To help advance sectoral decarbonisation, free allocation rules have been adapted. This includes conditionality requirements for industry installations to access free allocation (in the form of energy audits and for certain installations, climate neutrality plans) and a gradual phase-out of free allocation in the aviation sector.

Also, in certain industry sectors (cement, aluminium, fertilisers, electric energy production, hydrogen, iron and steel, as well as some precursors and a limited number of downstream products) free allocation will be gradually phase out. This is due to the introduction of the Carbon Border Adjustment Mechanism (CBAM), a new measure to mitigate the risk of carbon leakage as the EU ramps up its climate ambition.

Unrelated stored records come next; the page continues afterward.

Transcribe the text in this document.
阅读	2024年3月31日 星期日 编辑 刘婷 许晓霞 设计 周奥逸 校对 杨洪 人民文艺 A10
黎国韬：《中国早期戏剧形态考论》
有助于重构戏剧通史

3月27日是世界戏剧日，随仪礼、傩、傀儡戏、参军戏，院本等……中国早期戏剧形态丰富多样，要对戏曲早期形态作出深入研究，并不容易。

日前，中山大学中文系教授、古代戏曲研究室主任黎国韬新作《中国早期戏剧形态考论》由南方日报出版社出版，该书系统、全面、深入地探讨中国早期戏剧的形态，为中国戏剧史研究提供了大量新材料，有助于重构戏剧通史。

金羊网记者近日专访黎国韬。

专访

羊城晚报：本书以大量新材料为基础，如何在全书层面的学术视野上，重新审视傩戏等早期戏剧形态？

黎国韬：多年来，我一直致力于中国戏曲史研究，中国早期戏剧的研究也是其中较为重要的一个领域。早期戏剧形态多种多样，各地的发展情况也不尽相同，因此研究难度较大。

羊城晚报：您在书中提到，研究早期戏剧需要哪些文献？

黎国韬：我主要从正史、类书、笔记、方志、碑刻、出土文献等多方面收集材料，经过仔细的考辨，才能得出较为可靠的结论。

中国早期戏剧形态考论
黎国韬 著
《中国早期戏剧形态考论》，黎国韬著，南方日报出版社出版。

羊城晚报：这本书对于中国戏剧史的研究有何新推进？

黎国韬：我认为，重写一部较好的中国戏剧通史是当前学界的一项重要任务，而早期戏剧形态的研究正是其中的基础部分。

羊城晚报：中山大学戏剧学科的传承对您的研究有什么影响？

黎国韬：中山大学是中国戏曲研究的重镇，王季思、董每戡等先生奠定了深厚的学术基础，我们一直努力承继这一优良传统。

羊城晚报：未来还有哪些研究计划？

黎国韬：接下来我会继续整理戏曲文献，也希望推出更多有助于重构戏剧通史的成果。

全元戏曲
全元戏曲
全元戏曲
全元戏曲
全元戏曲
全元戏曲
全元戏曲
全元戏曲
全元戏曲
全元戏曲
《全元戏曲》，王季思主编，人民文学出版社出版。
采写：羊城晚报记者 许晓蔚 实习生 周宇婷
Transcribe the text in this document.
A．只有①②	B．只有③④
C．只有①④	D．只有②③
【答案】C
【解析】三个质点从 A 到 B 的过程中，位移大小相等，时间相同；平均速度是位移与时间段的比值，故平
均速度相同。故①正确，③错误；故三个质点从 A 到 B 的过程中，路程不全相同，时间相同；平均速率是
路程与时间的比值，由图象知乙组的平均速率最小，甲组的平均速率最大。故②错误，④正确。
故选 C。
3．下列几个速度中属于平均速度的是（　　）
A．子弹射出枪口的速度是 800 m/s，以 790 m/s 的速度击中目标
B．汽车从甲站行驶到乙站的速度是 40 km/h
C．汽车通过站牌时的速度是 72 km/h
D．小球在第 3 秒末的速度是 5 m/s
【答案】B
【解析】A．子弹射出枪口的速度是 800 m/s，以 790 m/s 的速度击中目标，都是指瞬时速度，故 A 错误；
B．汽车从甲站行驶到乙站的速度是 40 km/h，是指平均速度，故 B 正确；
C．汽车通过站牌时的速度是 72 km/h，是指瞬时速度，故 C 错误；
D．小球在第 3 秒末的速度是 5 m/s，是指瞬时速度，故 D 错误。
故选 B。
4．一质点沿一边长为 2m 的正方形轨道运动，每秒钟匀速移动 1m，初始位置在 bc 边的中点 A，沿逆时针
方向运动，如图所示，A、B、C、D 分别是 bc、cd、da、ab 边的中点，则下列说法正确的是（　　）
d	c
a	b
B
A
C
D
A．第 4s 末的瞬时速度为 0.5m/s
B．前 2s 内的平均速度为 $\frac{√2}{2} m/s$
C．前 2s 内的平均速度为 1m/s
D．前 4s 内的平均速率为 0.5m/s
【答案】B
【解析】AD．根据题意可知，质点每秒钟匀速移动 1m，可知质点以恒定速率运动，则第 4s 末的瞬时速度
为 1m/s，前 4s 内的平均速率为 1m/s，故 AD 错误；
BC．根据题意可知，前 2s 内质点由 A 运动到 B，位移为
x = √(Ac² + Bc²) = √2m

New emissions trading system for buildings, road transport and additional sectors and the Social Climate Fund

To stimulate cost-effective emission reductions in buildings, road transport and additional sectors, the new emissions trading system (ETS 2) has been introduced for fuels combusted in these sectors. It will regulate fuel suppliers rather than consumers, raising revenues for climate and social action.

In particular, revenues from the auctioning of emission allowances in ETS 2 will supply the new Social Climate Fund to address the social impacts arising from the new system on vulnerable groups in the EU. Together with the Member States' contributions, the Social Climate Fund will mobilise EUR 86.7 billion from 2026 to 2032.

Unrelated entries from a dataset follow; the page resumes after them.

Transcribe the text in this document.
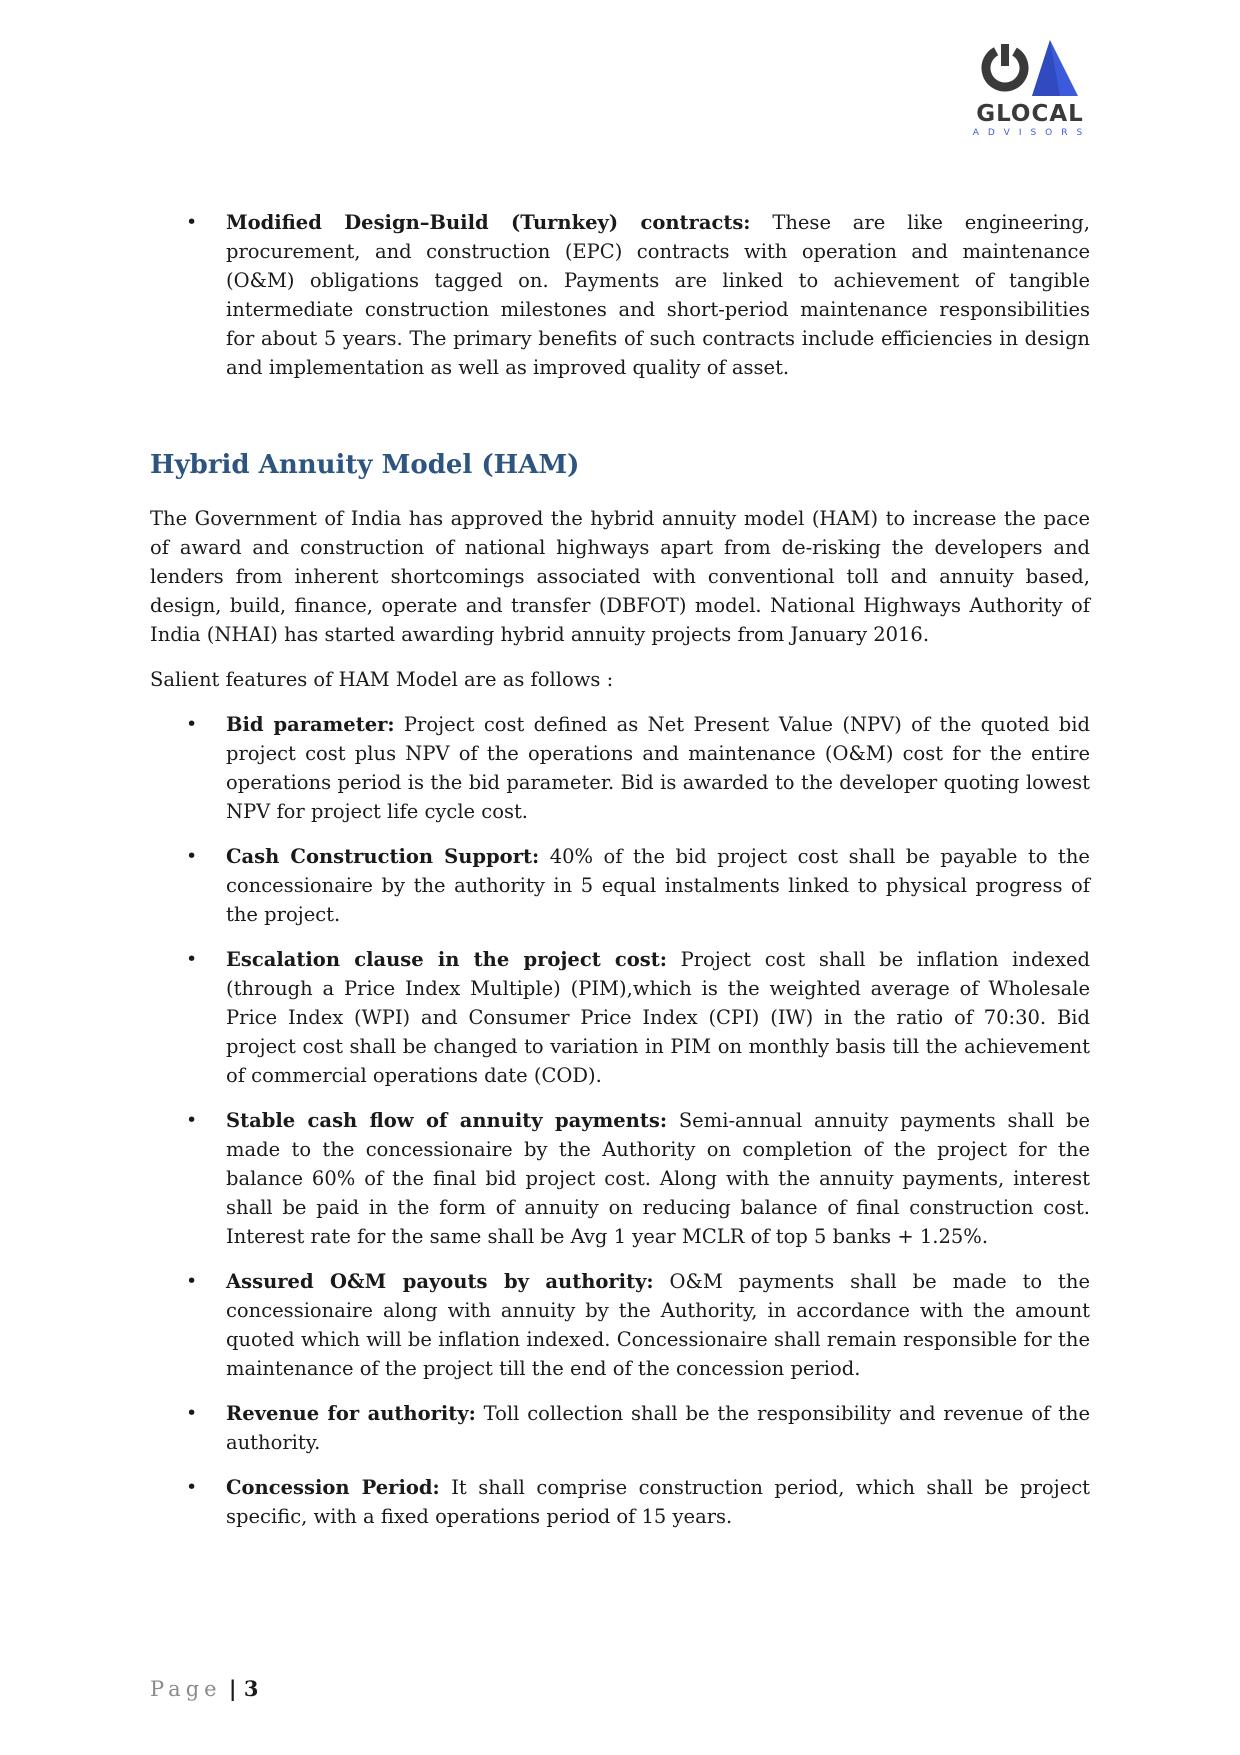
GLOCAL
ADVISORS
• Modified Design–Build (Turnkey) contracts: These are like engineering, procurement, and construction (EPC) contracts with operation and maintenance (O&M) obligations tagged on. Payments are linked to achievement of tangible intermediate construction milestones and short-period maintenance responsibilities for about 5 years. The primary benefits of such contracts include efficiencies in design and implementation as well as improved quality of asset.
Hybrid Annuity Model (HAM)

The Government of India has approved the hybrid annuity model (HAM) to increase the pace of award and construction of national highways apart from de-risking the developers and lenders from inherent shortcomings associated with conventional toll and annuity based, design, build, finance, operate and transfer (DBFOT) model. National Highways Authority of India (NHAI) has started awarding hybrid annuity projects from January 2016.

Salient features of HAM Model are as follows :

• Bid parameter: Project cost defined as Net Present Value (NPV) of the quoted bid project cost plus NPV of the operations and maintenance (O&M) cost for the entire operations period is the bid parameter. Bid is awarded to the developer quoting lowest NPV for project life cycle cost.
• Cash Construction Support: 40% of the bid project cost shall be payable to the concessionaire by the authority in 5 equal instalments linked to physical progress of the project.
• Escalation clause in the project cost: Project cost shall be inflation indexed (through a Price Index Multiple) (PIM),which is the weighted average of Wholesale Price Index (WPI) and Consumer Price Index (CPI) (IW) in the ratio of 70:30. Bid project cost shall be changed to variation in PIM on monthly basis till the achievement of commercial operations date (COD).
• Stable cash flow of annuity payments: Semi-annual annuity payments shall be made to the concessionaire by the Authority on completion of the project for the balance 60% of the final bid project cost. Along with the annuity payments, interest shall be paid in the form of annuity on reducing balance of final construction cost. Interest rate for the same shall be Avg 1 year MCLR of top 5 banks + 1.25%.
• Assured O&M payouts by authority: O&M payments shall be made to the concessionaire along with annuity by the Authority, in accordance with the amount quoted which will be inflation indexed. Concessionaire shall remain responsible for the maintenance of the project till the end of the concession period.
• Revenue for authority: Toll collection shall be the responsibility and revenue of the authority.
• Concession Period: It shall comprise construction period, which shall be project specific, with a fixed operations period of 15 years.
Page | 3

The new system is designed to operate in an orderly, smooth and efficient manner from 2027, while the monitoring and reporting of emissions starts already in 2025.

Resources for the green transition

To aid sectors in the decarbonisation challenge, more resources from the ETS framework have been leveraged for the green transition.

The sizes of both the Innovation and the Modernisation Fund funded have been increased. Both are funded by the EU ETS. Additional resources under the Innovation Fund will support breakthrough technologies for the green transition, including through dedicated calls for projects in the maritime and CBAM sectors. Additional resources under the Modernisation Fund will help finance energy transformation in the original ten beneficiary Member States, plus Greece, Portugal and Slovenia.

Finally, revenues from both systems (or their equivalent financial value) will have to be spent to further climate action, energy transformation and a just transition.